Whereas natural recovery from many infectious diseases stimulates lifetime immunity, vaccines only provide temporary protection and most vaccines require "booster" doses to extend vaccine-induced artificial immunity. The fact that manmade vaccines cannot replicate the body’s natural experience with the disease is one of the key points of contention between those who insist that mankind cannot live without mass use of multiple vaccines and those who believe that mankind’s biological integrity will be severely compromised by their continued use.
Philip Incao, M.D., a Colorado physician who utilizes a multidisciplinary approach in his alternative health care practice, maintains that health is about the individual successfully overcoming illness. He is part of a group of physicians in the U.S. and Europe who are taking a holistic approach to health and healing that marks the paradigm shift that is occurring in health care. According to Incao:
"Physically, health is about balancing acute inflammatory responses to infection, which stimulate one arm of the immune system, and chronic inflammatory responses to infection, which stimulate the other arm of the immune system. Just like a seesaw, the two arms of the immune system must remain in balance to maintain health. Vaccines tend to stimulate only one side of the immune system. Overuse of vaccines to suppress all acute, externalizing inflammations early in life can set up the immune system to respond to future stresses and infections by developing chronic internalizing disease later in life."

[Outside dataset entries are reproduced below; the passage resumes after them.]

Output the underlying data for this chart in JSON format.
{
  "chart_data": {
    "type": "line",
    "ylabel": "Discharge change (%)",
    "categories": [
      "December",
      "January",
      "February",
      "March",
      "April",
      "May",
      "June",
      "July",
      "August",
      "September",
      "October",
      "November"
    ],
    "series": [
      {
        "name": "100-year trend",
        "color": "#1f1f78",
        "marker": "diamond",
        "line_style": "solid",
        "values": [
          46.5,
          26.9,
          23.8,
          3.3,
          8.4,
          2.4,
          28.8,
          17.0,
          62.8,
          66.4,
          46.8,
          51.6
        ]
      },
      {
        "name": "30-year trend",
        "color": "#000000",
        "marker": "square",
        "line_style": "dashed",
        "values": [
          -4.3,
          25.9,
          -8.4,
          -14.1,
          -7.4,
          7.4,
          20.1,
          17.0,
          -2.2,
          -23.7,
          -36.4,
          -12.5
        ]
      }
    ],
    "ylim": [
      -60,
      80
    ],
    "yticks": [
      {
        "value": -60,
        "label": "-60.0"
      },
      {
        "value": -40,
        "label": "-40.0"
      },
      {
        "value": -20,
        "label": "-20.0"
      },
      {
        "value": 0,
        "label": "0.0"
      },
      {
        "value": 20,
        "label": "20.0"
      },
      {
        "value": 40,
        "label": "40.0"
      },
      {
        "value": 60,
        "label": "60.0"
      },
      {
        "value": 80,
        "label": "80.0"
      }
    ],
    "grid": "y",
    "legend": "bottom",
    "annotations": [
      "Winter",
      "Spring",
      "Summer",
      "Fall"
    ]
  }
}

However, visitors to the U.S. Centers for Disease Control and Prevention (CDC) Web site are told that "vaccines give your baby’s immune system the chance to practice and make protective antibodies before real germs invade. If left totally to chance, your baby’s first exposure to a disease may be from a germ too strong for your baby to fight. That’s why before parents had vaccines for their children, many children died from whooping cough, measles, diphtheria and other diseases. Those same germs exist today but today’s babies are protected by vaccines."
At the center of the vaccination debate, then, are two equally contentious questions. First, is it better to protect children against infectious disease early in life through temporary immunity from a vaccine or are they better off contracting certain contagious infections in childhood and attaining permanent immunity? Second, do vaccine complications ultimately cause more chronic illness and death than infectious diseases do? Both questions essentially pit trust in human intervention against trust in nature and the natural order, which existed long before vaccines were created by man.